Retour à la croissance

Outre les effets démobilisateurs de la commission Charbonneau, le monde du génie québécois a aussi souffert d’un ralentissement de ses activités, notamment dans les secteurs minier et des hydrocarbures.

François Plourde (aucun lien de parenté avec Réal) est PDG de CIMA+ depuis 2014 et il observe depuis quelques mois le retour d’une saine croissance.

C’est lui qui a mis en place la nouvelle structure de gouvernance et qui est allé chercher des administrateurs professionnels à l’extérieur de la firme.

«En 2010, lorsque CIMA+ était à son sommet, on comptait 2000 employés. Le ralentissement des dernières années nous a affectés, mais l’activité a bien repris.
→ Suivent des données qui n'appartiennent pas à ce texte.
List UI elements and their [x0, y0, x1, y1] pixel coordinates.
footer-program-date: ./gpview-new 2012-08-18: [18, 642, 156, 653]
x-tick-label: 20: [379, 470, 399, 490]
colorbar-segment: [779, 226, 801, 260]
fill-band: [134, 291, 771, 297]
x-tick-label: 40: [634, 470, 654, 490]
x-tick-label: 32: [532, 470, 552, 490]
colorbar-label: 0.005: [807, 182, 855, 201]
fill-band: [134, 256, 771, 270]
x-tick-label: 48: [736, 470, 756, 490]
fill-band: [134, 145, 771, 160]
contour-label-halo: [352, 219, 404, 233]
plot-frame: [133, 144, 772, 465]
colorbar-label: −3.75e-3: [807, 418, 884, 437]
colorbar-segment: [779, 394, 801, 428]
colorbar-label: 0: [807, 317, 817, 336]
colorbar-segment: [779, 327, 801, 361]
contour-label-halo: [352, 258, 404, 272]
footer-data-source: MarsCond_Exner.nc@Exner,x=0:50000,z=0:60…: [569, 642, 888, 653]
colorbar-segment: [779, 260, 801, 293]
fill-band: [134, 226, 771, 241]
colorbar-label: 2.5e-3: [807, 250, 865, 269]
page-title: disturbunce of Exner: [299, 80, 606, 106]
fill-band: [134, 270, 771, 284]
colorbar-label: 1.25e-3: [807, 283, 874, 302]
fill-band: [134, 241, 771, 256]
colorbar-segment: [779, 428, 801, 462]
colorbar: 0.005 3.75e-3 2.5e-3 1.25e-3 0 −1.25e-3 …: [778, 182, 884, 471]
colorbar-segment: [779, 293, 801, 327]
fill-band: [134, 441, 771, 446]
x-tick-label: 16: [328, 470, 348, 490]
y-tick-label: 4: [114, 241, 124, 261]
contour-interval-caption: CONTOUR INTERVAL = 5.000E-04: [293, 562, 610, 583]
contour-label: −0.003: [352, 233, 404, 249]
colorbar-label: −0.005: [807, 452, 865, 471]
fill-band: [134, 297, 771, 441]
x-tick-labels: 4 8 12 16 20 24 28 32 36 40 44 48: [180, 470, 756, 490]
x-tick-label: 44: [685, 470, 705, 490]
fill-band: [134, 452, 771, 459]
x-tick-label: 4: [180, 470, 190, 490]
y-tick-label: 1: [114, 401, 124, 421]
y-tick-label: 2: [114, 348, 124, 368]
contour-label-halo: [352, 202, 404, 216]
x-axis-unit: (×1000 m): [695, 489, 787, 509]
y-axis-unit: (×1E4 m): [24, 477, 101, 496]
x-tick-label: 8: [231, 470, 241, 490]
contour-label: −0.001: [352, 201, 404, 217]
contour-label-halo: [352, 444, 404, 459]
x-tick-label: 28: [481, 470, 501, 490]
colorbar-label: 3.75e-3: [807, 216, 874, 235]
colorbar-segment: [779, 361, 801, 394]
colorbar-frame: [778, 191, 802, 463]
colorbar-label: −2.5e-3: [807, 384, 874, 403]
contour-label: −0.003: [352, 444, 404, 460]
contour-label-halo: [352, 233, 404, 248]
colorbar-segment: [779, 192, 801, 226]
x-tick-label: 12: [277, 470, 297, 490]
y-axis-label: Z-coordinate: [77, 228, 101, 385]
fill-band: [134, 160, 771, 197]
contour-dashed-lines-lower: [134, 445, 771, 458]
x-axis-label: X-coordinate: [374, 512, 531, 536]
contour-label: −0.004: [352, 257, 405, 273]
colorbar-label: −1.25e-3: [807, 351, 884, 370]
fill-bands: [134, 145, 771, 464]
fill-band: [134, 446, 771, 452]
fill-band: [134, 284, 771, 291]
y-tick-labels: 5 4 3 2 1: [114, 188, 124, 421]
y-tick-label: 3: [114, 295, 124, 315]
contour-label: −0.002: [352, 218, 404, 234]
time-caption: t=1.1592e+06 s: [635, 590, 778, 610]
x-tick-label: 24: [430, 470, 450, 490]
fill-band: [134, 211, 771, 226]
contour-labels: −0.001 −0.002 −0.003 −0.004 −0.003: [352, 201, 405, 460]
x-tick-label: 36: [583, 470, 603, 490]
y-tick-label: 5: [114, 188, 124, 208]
On a embauché 150 ingénieurs l’an dernier et on est maintenant rendus à 1800 employés», souligne le PDG.

CIMA+, qui réalise l’essentiel de ses revenus au Canada et au Québec, a obtenu en 2015 l’accréditation de l’Autorité des marchés financiers qui lui permet de soumissionner sur les contrats du gouvernement.

La firme s’est aussi prévalue des dispositions de la loi 26 visant la récupération de sommes payées injustement à la suite de fraudes dans le cadre de contrats publics.

«On a offert de rembourser les sommes que nous aurions injustement obtenues. On va le faire, mais cela reste des montants très minimes par rapport à l’ensemble des contrats publics que nous avons réalisés», précise François Plourde.

Chose certaine, le PDG de CIMA+ est bien content d’avoir tourné la page et il estime maintenant que le processus de réhabilitation de l’ingénierie est bien terminé. Son seul souhait est maintenant de participer activement à l’édification du Québec de demain.